Mario Gabelli, FCRH ’65, brought his longtime friend and fellow Bronx native Leon Cooperman to Fordham on May 9 for a wide-ranging, hour-long conversation that touched on everything from geopolitical events to investing strategies.
Befitting their five-decades-long friendship—the men carpooled together from the Bronx to Wall Street in the 1970s—the conversation had the feel of an informal chat, with plenty of joking and each man finishing the other’s sentences.
Do What You Love, Love What You Do
Cooperman, a former general partner of Goldman Sachs and manager of the hedge fund Omega Advisors, credited his success to hard work, luck, and intuition. The first, he said, is not to be underestimated; even though he’s 76, he still gets to his desk at 6:40 a.m. and goes to bed at 11 p.m. He does this even though he stopped investing client money last year and transformed Omega into a family investment office.
That kind of dedication is really only possible if you love your work, Cooperman told the crowd in the packed McNally Amphitheatre at the Lincoln Center campus.
“If you want to go with the flow today, you go into artificial intelligence, asset management, biotechnology. I’m the antithesis of that; I’m a broken-down stock picker. But I maintain that the only way to be successful is to do what you love, and love what you do. I love what I do,” he said.
Signs of Both Hope and Concern for the Economy
When it comes to the current state of the economy, Cooperman recalled investor Sir John Marks Templeton’s description of the market cycle.
“He said, bull markets are born on pessimism; we had that in ’08 and ’09. They grow on skepticism; we had that in ’10 and ’11. They mature on optimism, which you have now, and they die on euphoria. I don’t see many signs of euphoria right now,” he said.
That said, he said there are some things that worry him. Both he and Gabelli disapproved of the trade war currently being waged between China and the United States, for instance.
“Nobody wins with tariffs. The world loses, and hopefully there will be a resolution, which I think is what the market is expecting,” Cooperman said.
“The thing that should worry all of us around here is the economy is nearly fully employed, but the deficit is going up. In the fourth quarter last year, the economy abruptly slowed because of a very small increase in interest rates. That just tells you there’s too much debt in the system. I worry about the debt.”
The Merits of Recycling Wealth
The two touched on philanthropy as well. Gabelli, chairman and CEO of GAMCO Investors, Inc., and a major Fordham donor for whom the Gabelli School is named, asked Cooperman why he’d signed on to Warren Buffett’s Giving Pledge to give away at least 50 percent of his wealth.
Cooperman replied that you can use money to buy things that bring you pleasure, such as art, homes and airplanes, or you can give it to your children or to the government. None of those appeal to him, he said, because material possessions only bring aggravation and giving excessive amounts of money to children robs of them of their sense of self-achievement.

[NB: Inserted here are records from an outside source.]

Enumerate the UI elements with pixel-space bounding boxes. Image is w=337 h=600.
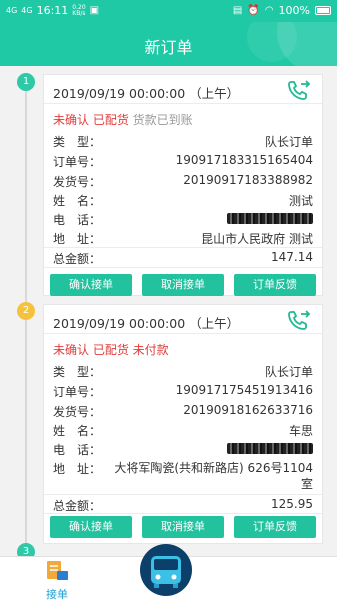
tab-accept-orders[interactable]: 接单 (37, 559, 77, 600)
total-row: 总金额： 147.14 (53, 250, 313, 266)
order-date: 2019/09/19 00:00:00 （上午） (53, 316, 240, 331)
app-bar: 新订单 (0, 22, 337, 66)
order-status: 未确认 已配货 未付款 (53, 343, 169, 357)
wifi-icon: ◠ (264, 5, 274, 16)
masked-phone (227, 443, 313, 454)
order-status: 未确认 已配货 货款已到账 (53, 113, 193, 127)
order-date: 2019/09/19 00:00:00 （上午） (53, 86, 240, 101)
battery-text: 100% (278, 4, 310, 17)
timeline-node-2: 2 (17, 302, 35, 320)
ship-no-row: 发货号： 20190917183388982 (53, 173, 313, 189)
confirm-order-button[interactable]: 确认接单 (50, 274, 132, 296)
ship-no-row: 发货号： 20190918162633716 (53, 403, 313, 419)
tab-accept-orders-label: 接单 (46, 588, 68, 600)
battery-icon (315, 6, 331, 15)
no-sim-icon: ▤ (232, 5, 243, 16)
phone-row: 电 话： (53, 211, 313, 227)
signal-2: 4G (21, 5, 33, 15)
signal-1: 4G (6, 5, 18, 15)
name-row: 姓 名： 车思 (53, 424, 313, 438)
order-feedback-button[interactable]: 订单反馈 (234, 274, 316, 296)
order-feedback-button[interactable]: 订单反馈 (234, 516, 316, 538)
bus-center-button[interactable] (140, 544, 192, 596)
address-row: 地 址： 昆山市人民政府 测试 (53, 232, 313, 246)
order-card: 2019/09/19 00:00:00 （上午） 未确认 已配货 货款已到账 类… (43, 74, 323, 296)
net-speed: 0.20 KB/s (72, 3, 86, 17)
timeline-node-1: 1 (17, 73, 35, 91)
total-row: 总金额： 125.95 (53, 497, 313, 513)
type-row: 类 型： 队长订单 (53, 135, 313, 149)
order-no-row: 订单号： 190917183315165404 (53, 153, 313, 169)
status-bar: 4G 4G 16:11 0.20 KB/s ▣ ▤ ⏰ ◠ 100% (0, 0, 337, 22)
masked-phone (227, 213, 313, 224)
order-no-row: 订单号： 190917175451913416 (53, 383, 313, 399)
order-list-icon (47, 561, 68, 580)
call-icon[interactable] (286, 78, 312, 106)
bus-icon (151, 556, 181, 588)
cancel-order-button[interactable]: 取消接单 (142, 274, 224, 296)
phone-row: 电 话： (53, 441, 313, 457)
call-icon[interactable] (286, 308, 312, 336)
page-title: 新订单 (144, 38, 193, 57)
alarm-icon: ⏰ (247, 5, 260, 16)
address-row: 地 址： 大将军陶瓷(共和新路店) 626号1104室 (53, 461, 313, 491)
confirm-order-button[interactable]: 确认接单 (50, 516, 132, 538)
type-row: 类 型： 队长订单 (53, 365, 313, 379)
cancel-order-button[interactable]: 取消接单 (142, 516, 224, 538)
name-row: 姓 名： 测试 (53, 194, 313, 208)
clock: 16:11 (36, 4, 69, 17)
order-card: 2019/09/19 00:00:00 （上午） 未确认 已配货 未付款 类 型… (43, 304, 323, 544)
timeline-line (25, 80, 27, 560)
notification-icon: ▣ (89, 5, 100, 16)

“The fourth thing you can do with money is recycle it back to society, and that’s what I’ve chosen to do. I’m giving back to organizations that made a difference to me and my family in my lifetime,” he said.
“The idea is not original, but it is noble. In 1900, Andrew Carnegie said, ‘You die rich, you die disgraced.’”
Asked for their thoughts on the future of capitalism, Gabelli acknowledged that the system has some problems, but asserted that the meritocracy and rule of law that underpin it in the United States make up for its shortcomings. There are some things, however, that need to be addressed sooner rather than later.
“We have to deal with student loans. This is a real problem, and it’s got to be changed. We have $1.4 trillion in student loans, and we’ve got to solve that. Simple things, like letting you do pre-tax dollars to pay, and the schools have to be more practical about certain things,” he said.
The event was presented by Fordham’s Gabelli Center for Global Security Analysis.